Obviously the lack of a candidate didn’t stop the RNC from rolling out slight variations of the same TV ad in 13 districts.

Elaine Luria promised she’d tackle problems facing our country,” the narrator says in an ad aired in the Norfolk, Virginia, media market, according to Kantar/CMAG. “Luria broke her promise. Instead of fixing health care and lowering drug prices, Luria votes with the radicals for endless investigations of President Trump — wasting tax dollars.”

“Instead of working to create more jobs, Luria wants more hearings. Tell Elaine Luria, put petty politics aside and start getting things done,” concludes the ad, which is similar across the districts, just with a different member and different grainy pictures.

But Republicans lack a credible candidate in eight of the 13 targeted districts, including those represented by Stevens and Luria, as well as Minnesota’s 2nd (represented by Angie Craig), Michigan’s 8th (Elissa Slotkin), New York’s 19th (Antonio Delgado), New Hampshire’s 1st (Chris Pappas), Pennsylvania’s 8th (Matt Cartwright), Nevada’s 3rd (Susie Lee) and Illinois’ 17th (Cheri Bustos, who also chairs the Democratic Congressional Campaign Committee.)

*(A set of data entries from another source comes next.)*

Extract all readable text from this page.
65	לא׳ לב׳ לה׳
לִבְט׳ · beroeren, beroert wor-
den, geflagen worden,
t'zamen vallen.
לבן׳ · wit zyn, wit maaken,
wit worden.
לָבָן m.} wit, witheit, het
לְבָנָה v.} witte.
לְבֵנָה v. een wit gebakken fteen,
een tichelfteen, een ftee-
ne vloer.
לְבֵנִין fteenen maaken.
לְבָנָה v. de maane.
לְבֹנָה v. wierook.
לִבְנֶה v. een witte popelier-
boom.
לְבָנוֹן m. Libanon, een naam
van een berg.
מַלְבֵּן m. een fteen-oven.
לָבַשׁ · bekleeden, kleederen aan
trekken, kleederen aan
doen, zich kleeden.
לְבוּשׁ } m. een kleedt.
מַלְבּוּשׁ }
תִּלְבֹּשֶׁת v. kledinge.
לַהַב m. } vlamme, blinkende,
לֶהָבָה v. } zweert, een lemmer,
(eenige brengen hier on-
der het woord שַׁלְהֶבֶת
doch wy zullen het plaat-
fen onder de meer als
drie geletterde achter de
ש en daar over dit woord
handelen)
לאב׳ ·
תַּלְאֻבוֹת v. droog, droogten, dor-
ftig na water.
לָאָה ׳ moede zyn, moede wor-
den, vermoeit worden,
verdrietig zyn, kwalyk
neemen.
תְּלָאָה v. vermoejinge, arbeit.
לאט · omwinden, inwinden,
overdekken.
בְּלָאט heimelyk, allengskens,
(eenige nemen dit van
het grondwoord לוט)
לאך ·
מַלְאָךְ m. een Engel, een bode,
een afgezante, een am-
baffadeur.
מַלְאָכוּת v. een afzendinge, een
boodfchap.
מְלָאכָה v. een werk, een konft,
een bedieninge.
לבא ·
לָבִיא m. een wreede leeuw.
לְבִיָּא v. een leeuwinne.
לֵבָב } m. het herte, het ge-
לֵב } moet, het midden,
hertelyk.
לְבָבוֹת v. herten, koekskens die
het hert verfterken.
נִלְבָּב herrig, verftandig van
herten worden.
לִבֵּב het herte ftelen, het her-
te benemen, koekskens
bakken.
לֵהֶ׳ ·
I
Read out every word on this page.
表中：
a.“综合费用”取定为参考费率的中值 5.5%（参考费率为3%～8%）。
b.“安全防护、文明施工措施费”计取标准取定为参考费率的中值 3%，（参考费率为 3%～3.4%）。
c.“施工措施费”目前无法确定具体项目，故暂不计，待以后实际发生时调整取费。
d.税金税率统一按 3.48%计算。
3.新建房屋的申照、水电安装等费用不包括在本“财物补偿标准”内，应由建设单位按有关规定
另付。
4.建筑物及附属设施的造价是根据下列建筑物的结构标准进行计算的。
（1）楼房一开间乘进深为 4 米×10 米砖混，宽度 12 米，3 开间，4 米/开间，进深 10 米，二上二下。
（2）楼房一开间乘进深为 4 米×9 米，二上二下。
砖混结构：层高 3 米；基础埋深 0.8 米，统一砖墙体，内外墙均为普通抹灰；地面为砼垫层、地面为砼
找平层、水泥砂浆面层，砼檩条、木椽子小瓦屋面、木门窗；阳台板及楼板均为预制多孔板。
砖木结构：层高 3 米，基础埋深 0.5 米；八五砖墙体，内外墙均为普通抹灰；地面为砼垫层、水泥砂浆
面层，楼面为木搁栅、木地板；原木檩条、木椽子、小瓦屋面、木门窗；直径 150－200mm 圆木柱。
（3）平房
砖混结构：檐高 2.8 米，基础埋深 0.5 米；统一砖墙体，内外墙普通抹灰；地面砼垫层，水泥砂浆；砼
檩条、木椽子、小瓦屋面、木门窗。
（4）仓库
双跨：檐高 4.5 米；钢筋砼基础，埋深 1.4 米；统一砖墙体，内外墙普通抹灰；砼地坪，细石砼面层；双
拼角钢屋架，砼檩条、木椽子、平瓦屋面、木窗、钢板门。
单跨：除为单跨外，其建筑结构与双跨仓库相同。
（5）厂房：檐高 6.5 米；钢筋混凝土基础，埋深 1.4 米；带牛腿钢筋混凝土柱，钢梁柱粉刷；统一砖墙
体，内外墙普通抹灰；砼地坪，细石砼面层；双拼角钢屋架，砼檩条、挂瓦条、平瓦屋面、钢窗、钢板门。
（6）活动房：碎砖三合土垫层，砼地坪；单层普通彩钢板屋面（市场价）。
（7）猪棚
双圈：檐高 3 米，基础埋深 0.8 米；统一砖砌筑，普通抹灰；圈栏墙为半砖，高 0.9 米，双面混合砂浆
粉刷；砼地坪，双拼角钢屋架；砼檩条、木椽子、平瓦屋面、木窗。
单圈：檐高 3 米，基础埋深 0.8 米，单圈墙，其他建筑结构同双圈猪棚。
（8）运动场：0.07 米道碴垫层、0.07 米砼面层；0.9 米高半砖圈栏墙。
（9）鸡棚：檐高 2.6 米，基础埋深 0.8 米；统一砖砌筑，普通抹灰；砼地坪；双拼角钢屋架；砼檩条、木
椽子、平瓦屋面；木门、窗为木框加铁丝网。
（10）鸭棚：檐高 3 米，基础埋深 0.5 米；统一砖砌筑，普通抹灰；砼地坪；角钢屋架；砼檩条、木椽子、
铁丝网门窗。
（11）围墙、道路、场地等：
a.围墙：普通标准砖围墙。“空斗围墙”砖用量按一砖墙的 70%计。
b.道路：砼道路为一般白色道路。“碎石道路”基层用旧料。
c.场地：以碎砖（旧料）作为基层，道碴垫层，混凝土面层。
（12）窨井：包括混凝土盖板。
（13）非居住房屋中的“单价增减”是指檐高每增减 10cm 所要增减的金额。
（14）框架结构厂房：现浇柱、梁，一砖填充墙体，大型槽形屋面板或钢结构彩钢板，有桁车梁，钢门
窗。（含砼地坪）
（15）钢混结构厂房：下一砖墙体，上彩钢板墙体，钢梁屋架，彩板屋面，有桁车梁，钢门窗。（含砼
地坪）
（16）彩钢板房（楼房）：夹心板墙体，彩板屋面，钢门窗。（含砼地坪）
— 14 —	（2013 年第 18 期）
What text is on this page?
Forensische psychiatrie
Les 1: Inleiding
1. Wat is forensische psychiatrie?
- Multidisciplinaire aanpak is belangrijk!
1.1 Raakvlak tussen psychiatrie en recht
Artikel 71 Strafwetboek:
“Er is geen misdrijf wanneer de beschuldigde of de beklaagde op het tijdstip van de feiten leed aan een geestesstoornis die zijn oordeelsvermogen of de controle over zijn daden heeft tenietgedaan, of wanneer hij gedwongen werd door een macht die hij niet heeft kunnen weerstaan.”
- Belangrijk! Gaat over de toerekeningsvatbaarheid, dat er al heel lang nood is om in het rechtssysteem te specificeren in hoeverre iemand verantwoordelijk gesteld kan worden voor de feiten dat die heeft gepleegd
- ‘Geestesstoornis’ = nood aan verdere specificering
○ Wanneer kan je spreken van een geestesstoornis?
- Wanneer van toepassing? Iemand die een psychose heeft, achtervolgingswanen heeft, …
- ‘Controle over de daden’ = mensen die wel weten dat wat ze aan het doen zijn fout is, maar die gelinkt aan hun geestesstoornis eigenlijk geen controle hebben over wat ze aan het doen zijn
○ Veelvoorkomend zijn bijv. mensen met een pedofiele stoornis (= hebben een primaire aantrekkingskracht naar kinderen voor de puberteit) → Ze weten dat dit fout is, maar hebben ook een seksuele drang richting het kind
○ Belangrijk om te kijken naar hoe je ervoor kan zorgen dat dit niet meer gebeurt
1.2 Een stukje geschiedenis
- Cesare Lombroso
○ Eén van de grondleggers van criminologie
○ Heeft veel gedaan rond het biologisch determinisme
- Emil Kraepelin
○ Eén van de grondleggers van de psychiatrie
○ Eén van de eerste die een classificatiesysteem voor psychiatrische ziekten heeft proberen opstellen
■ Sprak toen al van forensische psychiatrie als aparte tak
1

The fundraising discrepancies are sharp. For example, Craig had $701,000 in the bank at the end of June while former Michigan state Rep. Rick Olson, who is challenging her in her suburban Twin Cities district, had nothing. Slotkin had more than $1 million at the end of June (and self-reported that she had $1.65 million at the end of September) while Republicans wait for former Rep. Mike Bishop to decide whether he’ll run. And Bustos had $2.3 million in cash on June 30 — none of her GOP challengers had any money at that point.

There was also another curious choice among the initial RNC targets: Iowa Democrat Dave Loebsack. He announced in April that he was not seeking reelection, so he would seem to be immune from attacks on his voting record.

Since the filing deadlines have not passed, there’s still time for candidates to enter these races, raise money and mount serious challenges. But the ads and district-level protests would have been a lot more effective if there were already well-financed challengers breathing down the necks of these incumbents.